Is there anything else you would like to add to this conversation?
The main point I really want to leave you with is that this is a campaign to improve health and health care in this country. It is not a campaign just about nurses for nurses with nurses. This is about how to improve health and health care by using the largest segment of the workforce effectively. To not use nurses to the top of their education and training is a wasted resource, which is true for all health professionals. If all health professionals were used to the top of their education and training, then the whole system, we think, would be run more effectively. Not just health care workforce, of course there’s a lot of systems issues to worry about too.
Now we have a blueprint that has a great amount of evidence to guide us in our work and that’s important. So this is not a campaign based on feelings, or emotions, or what nurses think is right, it’s really based on what a group of high-level, well-experienced, multi-sector committee members have determined would improve our health and health care system based on all the available evidence.

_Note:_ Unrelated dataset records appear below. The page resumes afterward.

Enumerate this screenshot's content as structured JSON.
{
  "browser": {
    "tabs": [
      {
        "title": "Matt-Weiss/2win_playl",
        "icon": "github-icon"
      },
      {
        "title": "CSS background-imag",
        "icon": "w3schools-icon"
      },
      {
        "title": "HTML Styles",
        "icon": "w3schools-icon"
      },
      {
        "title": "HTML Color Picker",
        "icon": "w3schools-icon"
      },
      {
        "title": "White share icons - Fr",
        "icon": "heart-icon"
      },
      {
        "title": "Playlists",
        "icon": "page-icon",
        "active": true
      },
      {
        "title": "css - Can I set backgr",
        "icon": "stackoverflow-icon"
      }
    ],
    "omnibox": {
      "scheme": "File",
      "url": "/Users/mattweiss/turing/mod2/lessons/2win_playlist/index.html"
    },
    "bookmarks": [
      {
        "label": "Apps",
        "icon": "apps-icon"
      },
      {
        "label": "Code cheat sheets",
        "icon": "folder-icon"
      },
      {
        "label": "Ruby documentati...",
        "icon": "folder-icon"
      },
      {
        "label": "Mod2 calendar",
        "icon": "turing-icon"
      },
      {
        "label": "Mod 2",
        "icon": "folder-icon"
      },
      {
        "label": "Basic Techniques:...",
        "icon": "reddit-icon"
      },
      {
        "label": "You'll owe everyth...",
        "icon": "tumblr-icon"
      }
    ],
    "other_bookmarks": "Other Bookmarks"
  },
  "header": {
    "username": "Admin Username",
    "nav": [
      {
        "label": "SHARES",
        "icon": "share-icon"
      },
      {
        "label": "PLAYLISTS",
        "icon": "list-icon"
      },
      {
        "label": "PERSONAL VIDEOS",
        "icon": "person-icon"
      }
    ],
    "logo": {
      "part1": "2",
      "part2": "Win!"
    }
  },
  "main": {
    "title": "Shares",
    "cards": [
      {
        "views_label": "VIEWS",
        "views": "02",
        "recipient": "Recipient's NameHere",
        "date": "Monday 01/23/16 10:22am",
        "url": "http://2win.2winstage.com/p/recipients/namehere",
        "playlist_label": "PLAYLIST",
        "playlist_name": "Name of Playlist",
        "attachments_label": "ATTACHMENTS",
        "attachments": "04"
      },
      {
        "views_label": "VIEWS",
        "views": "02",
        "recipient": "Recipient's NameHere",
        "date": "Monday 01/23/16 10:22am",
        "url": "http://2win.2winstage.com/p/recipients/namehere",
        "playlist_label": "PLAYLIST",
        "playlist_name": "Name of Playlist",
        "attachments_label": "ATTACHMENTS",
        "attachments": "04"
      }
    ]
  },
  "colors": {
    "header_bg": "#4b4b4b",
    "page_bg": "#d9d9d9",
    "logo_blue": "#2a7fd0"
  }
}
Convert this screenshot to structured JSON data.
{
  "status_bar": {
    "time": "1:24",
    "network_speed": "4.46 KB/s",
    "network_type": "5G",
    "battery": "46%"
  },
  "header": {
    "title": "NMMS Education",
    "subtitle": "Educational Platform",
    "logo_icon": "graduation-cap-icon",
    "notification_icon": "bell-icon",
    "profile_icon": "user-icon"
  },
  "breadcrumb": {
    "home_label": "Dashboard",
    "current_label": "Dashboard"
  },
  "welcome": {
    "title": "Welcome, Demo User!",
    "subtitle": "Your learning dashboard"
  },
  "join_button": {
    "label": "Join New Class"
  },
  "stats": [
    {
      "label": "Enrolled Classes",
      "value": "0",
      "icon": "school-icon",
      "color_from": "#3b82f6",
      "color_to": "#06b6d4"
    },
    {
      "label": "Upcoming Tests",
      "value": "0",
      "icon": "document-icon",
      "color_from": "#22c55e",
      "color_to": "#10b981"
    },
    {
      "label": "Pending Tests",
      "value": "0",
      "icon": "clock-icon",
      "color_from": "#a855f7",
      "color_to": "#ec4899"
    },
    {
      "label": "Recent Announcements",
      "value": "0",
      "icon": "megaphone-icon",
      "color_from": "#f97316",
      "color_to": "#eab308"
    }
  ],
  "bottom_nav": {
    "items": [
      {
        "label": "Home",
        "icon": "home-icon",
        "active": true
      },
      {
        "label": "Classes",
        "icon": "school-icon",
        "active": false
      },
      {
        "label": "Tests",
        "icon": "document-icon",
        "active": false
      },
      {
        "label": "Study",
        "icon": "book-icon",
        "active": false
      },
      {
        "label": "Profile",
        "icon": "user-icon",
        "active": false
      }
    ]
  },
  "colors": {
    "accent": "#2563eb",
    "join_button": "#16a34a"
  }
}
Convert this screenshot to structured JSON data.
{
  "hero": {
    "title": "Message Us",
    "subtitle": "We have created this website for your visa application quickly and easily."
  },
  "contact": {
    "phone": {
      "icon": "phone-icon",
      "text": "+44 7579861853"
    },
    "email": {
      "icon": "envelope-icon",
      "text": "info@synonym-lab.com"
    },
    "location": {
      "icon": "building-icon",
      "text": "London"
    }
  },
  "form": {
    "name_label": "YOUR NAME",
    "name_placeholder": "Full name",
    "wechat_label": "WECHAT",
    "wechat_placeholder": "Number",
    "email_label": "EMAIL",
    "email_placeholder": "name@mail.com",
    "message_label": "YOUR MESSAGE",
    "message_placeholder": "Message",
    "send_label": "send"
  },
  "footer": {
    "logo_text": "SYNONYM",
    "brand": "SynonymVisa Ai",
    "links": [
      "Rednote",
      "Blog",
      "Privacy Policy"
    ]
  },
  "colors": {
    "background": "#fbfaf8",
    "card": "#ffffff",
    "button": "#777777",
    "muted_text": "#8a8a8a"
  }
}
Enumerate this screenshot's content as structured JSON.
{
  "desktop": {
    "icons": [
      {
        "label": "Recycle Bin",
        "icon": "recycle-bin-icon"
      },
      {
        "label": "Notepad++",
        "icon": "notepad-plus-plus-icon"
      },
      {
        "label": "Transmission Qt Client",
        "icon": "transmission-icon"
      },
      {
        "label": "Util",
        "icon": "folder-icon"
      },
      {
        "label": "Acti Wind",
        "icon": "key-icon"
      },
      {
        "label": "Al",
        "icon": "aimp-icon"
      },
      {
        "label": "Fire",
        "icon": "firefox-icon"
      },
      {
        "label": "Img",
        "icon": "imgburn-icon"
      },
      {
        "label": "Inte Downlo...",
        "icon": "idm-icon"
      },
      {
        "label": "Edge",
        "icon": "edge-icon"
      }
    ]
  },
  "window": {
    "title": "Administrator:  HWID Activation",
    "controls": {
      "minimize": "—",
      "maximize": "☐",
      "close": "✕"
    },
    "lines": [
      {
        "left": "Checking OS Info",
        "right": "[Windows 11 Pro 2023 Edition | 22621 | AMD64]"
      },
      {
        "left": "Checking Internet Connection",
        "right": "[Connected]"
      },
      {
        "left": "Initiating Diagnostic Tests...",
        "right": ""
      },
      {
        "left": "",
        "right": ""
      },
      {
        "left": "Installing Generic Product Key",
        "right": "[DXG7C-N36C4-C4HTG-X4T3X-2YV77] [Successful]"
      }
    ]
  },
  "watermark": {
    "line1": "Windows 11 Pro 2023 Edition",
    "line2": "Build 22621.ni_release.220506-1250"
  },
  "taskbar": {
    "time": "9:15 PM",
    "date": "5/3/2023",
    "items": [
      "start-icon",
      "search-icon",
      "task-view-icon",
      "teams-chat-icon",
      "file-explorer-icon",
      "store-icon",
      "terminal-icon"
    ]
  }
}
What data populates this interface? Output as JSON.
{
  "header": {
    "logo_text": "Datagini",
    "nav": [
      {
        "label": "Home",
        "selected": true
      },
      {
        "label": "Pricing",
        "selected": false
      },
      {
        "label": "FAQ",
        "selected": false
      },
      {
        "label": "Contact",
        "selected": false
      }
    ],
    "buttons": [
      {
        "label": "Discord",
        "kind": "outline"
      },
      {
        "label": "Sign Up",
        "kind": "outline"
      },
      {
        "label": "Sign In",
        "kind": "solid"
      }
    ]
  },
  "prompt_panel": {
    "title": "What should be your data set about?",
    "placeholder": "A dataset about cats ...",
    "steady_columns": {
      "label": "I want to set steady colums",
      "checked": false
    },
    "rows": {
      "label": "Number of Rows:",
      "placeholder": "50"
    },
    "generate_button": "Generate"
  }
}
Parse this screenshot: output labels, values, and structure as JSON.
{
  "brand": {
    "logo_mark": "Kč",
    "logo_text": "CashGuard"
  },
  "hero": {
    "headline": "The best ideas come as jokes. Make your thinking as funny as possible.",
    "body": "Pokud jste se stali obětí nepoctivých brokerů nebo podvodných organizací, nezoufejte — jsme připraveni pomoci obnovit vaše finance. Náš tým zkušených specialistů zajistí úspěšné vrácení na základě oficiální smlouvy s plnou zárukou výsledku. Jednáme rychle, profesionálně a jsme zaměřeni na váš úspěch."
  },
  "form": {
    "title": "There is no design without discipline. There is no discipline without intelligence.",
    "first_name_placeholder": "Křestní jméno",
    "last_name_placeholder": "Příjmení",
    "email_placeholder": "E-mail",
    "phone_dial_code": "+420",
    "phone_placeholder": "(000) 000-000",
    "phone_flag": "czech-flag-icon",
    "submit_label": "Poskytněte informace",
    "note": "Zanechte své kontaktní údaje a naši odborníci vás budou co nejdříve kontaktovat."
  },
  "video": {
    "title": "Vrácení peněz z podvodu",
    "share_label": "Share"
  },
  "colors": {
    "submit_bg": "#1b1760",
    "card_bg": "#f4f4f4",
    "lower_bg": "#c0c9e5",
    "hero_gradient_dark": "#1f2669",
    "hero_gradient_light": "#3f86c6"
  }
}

The last thing I would leave you with is that this is a very inclusive campaign. It is not about who can join and who can’t join. We want all 50 states to be involved. We don’t want to over-promise and under-perform with our technical assistance, so that’s why we’re taking it a little slow. But by next year, 2012, we hope that we’re working with all 50 states in regional action coalition teams. We would just really encourage people to visit our website because that is where they can find out about a lot of information. Our website is simply TheFutureOfNursing.org.
Please note that the views expressed in this article are the opinions of the interviewee and do not reflect the official policies, positions, or opinions of the Health Workforce Information Center or its funder.